John Lavaroni, a local grocer and the only neighbor living anywhere near the isolated sanctuary, calls Derby and Stewart "super people. I love Pat and Ed. I think it's tremendous what they're doing over there. They're saving the lives of animals who otherwise would be put down. I can hear the cats all the time from my porch, especially when it's nice and cold, and I love it."
With 33 staffers and a $2.5-million budget funded by corporate donors and private individuals, ARK 2000 is closed to the public. Its tiger-keepers follow strict protocol dictating everything from low-interference feedings to the distance they must keep between the cats and themselves. Their mantra is clear: If zoos are designed for people pleasure, this place is all about making the animals comfortable.
Crew members, for example, never throw anything at or near the fence and refrain from drawing the tigers' attention toward the enclosure. Jessica Cassidy, 37, one of five tiger-keepers who constantly patrol the sanctuary's 3,000-foot perimeter, notes that in San Francisco's exhibit, "The tigers are always looking up from near the moat at the people above them. So you have these incredible animals, whose job is to hunt, stalk and kill, continuously focused on what could be a threat or prey. It's like training them to scale that wall."
Perhaps the biggest concern of all, say the founders of this private sanctuary, is the utterly unnatural proximity of humans to tigers at circuses and zoos. While the two survivors of the San Francisco attack have denied harassing the tiger before it escaped, Derby and other experts are convinced the victims somehow helped put the tragedy into play.

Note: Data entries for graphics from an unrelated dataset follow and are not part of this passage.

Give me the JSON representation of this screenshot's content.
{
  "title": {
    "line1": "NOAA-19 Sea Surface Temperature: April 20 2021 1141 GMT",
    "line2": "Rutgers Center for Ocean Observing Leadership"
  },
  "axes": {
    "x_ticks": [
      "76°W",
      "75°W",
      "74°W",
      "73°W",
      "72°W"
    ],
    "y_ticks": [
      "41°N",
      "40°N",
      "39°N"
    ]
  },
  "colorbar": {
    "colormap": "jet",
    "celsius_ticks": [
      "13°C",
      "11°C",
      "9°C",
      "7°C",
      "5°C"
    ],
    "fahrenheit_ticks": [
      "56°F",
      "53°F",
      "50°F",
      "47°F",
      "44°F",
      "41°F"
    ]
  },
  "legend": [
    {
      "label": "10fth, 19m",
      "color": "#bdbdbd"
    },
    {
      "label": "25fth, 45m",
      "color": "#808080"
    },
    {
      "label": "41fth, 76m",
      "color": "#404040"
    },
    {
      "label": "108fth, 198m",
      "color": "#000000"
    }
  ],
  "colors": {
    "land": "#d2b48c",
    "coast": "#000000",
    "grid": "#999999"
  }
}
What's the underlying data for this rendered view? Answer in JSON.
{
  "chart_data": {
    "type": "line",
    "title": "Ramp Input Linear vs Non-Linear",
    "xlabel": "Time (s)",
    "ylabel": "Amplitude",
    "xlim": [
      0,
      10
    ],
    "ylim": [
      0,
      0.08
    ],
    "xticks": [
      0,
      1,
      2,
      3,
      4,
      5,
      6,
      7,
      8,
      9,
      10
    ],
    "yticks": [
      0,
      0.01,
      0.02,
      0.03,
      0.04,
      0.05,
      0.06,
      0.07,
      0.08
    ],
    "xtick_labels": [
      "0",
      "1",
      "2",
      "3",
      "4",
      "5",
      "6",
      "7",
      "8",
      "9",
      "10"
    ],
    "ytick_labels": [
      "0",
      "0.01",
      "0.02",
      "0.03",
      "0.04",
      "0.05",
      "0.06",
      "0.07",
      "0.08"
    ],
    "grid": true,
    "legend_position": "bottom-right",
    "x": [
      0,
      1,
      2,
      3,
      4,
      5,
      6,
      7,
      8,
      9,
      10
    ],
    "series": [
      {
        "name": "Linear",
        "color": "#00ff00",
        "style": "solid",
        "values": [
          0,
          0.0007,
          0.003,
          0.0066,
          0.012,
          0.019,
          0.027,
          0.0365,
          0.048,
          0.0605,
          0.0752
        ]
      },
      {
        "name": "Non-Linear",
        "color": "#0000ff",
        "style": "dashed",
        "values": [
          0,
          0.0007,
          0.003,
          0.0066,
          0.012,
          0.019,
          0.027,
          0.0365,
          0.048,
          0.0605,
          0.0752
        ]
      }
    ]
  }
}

"If you allow the public to get close to these animals, especially for public feedings like many zoos do, you'll have people constantly irritating the animals, even if they don't realize it,' she says. "If we opened up this place and charged eight bucks to see the tigers, before long you'd have people throwing garbage at them."
Even as the San Francisco Zoo reopened last week, announcing plans to beef up security at its tiger exhibit, Stewart called for a moratorium on adding any more residents to the nation's caged-cat population. She and Stewart dismiss claims by some zookeepers that parading wild animals in front of the public will raise collective consciousness, educate young people and perhaps even foster protection of disappearing habitats worldwide.
"What happened in San Francisco represents the institutional disrespect we have for wild animals," Stewart says. "If the educational thing were working, their natural habitat in the wild would be getting larger, not smaller. Zoos and circuses are cheap entertainment, but they're a hard habit for this country to break."
Standing uphill near the tigers' private dens, Derby and Stewart turn philosophical and wistful as they watch His Majesty, a gorgeous white Bengal tiger and the largest of the resident cats. They tell stories of captive tigers being slaughtered for their bones, pelts and organs, which are sold off as ingredients in painkillers and aphrodisiacs. Soft-pawing their way through the trees, the tigers in this open-air hospice will eventually die here. Six are already gone, and many of the rest are hobbled by bad eyes and rickety bones borne from inbreeding and, Derby says, worsened by neglect.
She and Stewart describe third-rate zoos they've seen around the country where a tiger's "habitat" is nothing more than a jungle landscape painted on the wall of a concrete cage.
And yet, "sanctuaries are cages, too," says Derby, as His Majesty rolls over on his back. They're also a bittersweet reminder that, barring some major cultural shift, the tiger shows will go on. The phase-out of large-animal exhibits advocated by some animal-rights groups could eventually mean Derby and Stewart could one day close up shop.
But they're aren't holding their breath.
"If zoos would just take care of the animals they have and not replace them when they die," says Stewart, "we could pop open a bottle of champagne and just go away."